Thursday, June 13, 2013

Who doesn’t even want immigration reform discussed

The Senate this week took a procedural vote with regards to immigration reform – one that determines whether debate on the proposal now pending in Congress would even begin.

By an 82-15 vote, that measure passes. Which means we likely will see and hear much rhetoric on the issue before the desired result of an actual vote on the matter before Independence Day (when Congress members hope to be back in their home districts celebrating their image of patriotism).

THAT VOTE DOES not mean the issue is going to pass. Many of the “ayes” were just to have debate. Which means some will revert to “nay” in opposition of the issue itself. Whether there will even be the 60 percent support required to have a final vote is in question.

But we should note that figure of “15.”  Those are the people who, for whatever reason, are opposed enough that they don’t want the issue debated. They’d rather move on to something else.

Call them the hard-core, if you will. Or perhaps you have some choice obscenity you could direct in their attention.

But for the record, these individuals are the ones whom history will record as being the opposition (although I find it interesting that my own senator, Mark Kirk, R-Ill., is saying he could be swayed to support immigration reform if even MORE gestures toward border barricades and enforcement were made instead of emphasizing keeping people in this country – which is the reason that the reform measure is needed in the first place.
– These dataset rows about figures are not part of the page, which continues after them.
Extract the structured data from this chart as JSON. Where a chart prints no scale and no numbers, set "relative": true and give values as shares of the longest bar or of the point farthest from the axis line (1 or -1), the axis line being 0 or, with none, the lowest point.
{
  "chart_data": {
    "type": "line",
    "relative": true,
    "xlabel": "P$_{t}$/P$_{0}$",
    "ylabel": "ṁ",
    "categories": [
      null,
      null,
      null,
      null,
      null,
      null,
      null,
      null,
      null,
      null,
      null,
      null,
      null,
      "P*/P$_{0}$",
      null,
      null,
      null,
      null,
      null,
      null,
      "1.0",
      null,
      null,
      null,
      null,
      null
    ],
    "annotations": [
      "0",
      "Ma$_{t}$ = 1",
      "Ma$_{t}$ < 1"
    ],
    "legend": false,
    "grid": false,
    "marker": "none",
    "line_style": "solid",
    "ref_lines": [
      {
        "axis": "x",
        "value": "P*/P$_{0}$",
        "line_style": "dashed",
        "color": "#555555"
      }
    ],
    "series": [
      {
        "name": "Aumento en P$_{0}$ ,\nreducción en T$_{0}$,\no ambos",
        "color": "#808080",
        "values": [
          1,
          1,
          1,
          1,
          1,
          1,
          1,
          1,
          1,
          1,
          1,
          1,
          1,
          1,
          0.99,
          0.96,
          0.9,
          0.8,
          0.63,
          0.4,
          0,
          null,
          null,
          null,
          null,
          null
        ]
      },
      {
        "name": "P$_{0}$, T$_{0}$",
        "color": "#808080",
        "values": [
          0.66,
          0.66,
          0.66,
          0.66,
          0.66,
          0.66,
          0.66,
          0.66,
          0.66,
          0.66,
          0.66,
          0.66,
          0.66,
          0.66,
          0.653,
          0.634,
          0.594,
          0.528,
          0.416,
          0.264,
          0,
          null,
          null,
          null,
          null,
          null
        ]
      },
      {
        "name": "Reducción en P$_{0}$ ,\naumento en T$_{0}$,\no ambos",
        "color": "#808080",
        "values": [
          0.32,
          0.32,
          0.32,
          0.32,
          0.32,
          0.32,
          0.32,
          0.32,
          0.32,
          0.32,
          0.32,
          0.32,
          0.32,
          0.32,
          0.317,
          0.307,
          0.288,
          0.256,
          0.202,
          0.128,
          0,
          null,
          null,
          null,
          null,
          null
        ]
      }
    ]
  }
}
SO ACCORDING TO the Senate, these are the 15 – all of the GOP political persuasion:

·        John Barrasso, R-Wyo.

·        John Boozman, R-Ark.

·        Mike Crapo, R-Idaho.

·        Ted Cruz, R-Texas.

·        Michael Enzi, R-Wyo.

·        Chuck Grassley, R-Iowa.

·        James Inhofe, R-Okla.

·        Mark Kirk, R-Ill.

·        Mike Lee, R-Utah.

·        James Risch, R-Idaho.

·        Pat Roberts, R-Kan.

·        Tim Scott, R-S.C.

·        Jeff Sessions, R-Ala.

·        Richard Shelby, R-Ala.

·        David Vitter, R-La.
Also catching my attention was the fact that Sen. John McCain, R-Ariz., among the "Gang of Eight" who helped craft the immigration reform compromise plan that is now being considered in bill form by the Senate was among the three senators who managed to miss the vote that was taken Tuesday.
The other seven (Michael Bennett, D-Colo.; Richard Durbin, D-Ill.; Jeff Flake, R-Ariz.; Lindsey Graham, R-S.C.; Robert Menendez, D-N.J.; Marco Rubio, R-Fla.; and Chuck Schumer, D-N.Y.) all voted for it, with Schumer being the bill’s primary sponsor.